Now imagine being CEO of an organization that had 285,000 employees, more than 340 hospitals and was located in 37 states, the United Kingdom and Switzerland — and figuring out how to make that organization the most efficient one in the industry. Sure, Scott did not do that by himself. But competence and leadership starts at the top and emanates downward.
The Medicare fraud
Yes, competence and leadership.
This is where McCollum and his lead economic adviser, Steve Forbes of Forbes magazine, along with Florida's largest daily newspapers, are pounding Scott and his credibility. Their obvious focus is Scott's most potent business blemish: that Columbia/HCA paid $1.7 billion to the federal government (half in 2000 and half in 2003) to settle Medicare fraud claims.

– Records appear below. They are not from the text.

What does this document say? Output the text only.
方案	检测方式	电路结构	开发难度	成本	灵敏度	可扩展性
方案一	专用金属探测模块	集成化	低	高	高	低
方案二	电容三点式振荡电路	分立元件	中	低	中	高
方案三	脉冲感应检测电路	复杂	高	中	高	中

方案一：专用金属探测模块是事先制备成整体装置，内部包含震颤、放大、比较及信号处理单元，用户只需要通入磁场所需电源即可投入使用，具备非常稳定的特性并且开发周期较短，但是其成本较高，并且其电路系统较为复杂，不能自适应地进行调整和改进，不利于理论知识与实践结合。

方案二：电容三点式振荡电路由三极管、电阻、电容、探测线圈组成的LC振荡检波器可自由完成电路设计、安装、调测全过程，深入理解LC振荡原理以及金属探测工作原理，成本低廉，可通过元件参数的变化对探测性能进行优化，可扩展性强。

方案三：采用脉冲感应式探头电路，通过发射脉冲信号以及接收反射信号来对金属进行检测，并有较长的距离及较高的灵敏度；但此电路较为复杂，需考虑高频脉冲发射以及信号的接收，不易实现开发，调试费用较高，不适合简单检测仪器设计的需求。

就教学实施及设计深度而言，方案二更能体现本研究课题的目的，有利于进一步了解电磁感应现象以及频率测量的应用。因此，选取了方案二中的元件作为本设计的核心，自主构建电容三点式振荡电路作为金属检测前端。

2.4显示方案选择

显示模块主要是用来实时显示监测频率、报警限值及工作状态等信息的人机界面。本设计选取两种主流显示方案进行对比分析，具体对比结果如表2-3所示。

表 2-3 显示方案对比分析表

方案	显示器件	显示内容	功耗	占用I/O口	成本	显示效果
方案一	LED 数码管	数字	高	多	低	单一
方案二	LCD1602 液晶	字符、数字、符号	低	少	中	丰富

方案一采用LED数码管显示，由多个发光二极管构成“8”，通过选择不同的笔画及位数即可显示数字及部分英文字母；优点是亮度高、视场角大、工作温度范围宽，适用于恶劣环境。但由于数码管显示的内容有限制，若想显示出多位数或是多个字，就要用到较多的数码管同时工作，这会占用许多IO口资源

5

Scott resigned in 1997, shortly after federal investigators raided Columbia hospitals for Medicare records.
McCollum and Forbes call this “stunning managerial incompetence.” How, they ask, can Floridians trust a man whose company operated unethically to be the governor of Florida?
Scott repeatedly says he takes responsibility for what happened. And he repeatedly notes that throughout all of the Medicare fraud investigations never did any of the investigators interview Scott or charge him with any wrongdoing.
Contrast that with what happened to Enron's Ken Lay and Jeff Skilling; HealthSouth Corp.'s Richard Scrushy; and WorldCom's Bernie Ebbers. The government charged all of them with fraud; they all were convicted and jailed. Had Scott orchestrated and approved the fraud, surely the Clinton-era federal investigatorss would have pursued him. After all, Scott also was on record opposed to Hillary Clinton's attempt to take over the U.S. health care industry.
To McCollum's charge (as well as that of Sink) of Scott's questionable trustworthiness, leadership, ethics and managerial competence, surely Scott's personal and professional history is the best predictor. We want a governor who can make government accountable the way business is accountable. Scott has proven himself at that throughout his career.
Entrepreneurial at age nine, he sold TV Guides door to door in Kansas City. As a teen, he was a fry cook and cleaned telephone booths. After serving a tour in the Navy, he and his wife bought a donut shop in Kansas City; his mother managed the day-to-day operations while Scott finished college. He put himself through Southern Methodist's law school, and at the stunningly young age of 34, he invested his and his wife's life savings of $125,000 to acquire two hospitals in, of all places, El Paso, Texas.
Over the next 10 years, Scott built a team of some of the best hospital managers and leaders in the nation. And from 1987 to 1993, Scott and his team executed 13 multimillion-dollar acquisitions, all the while managing this far-flung company so that it increased profits for shareholders and lowered the cost of healthcare for its customers.
If Rick Scott, Bill McCollum or Alex Sink walked into your boardroom to apply for a job requiring the competence to execute a turnaround in statewide operations and improved efficiencies, it wouldn't take long to decide. You would tell Scott: Get to work.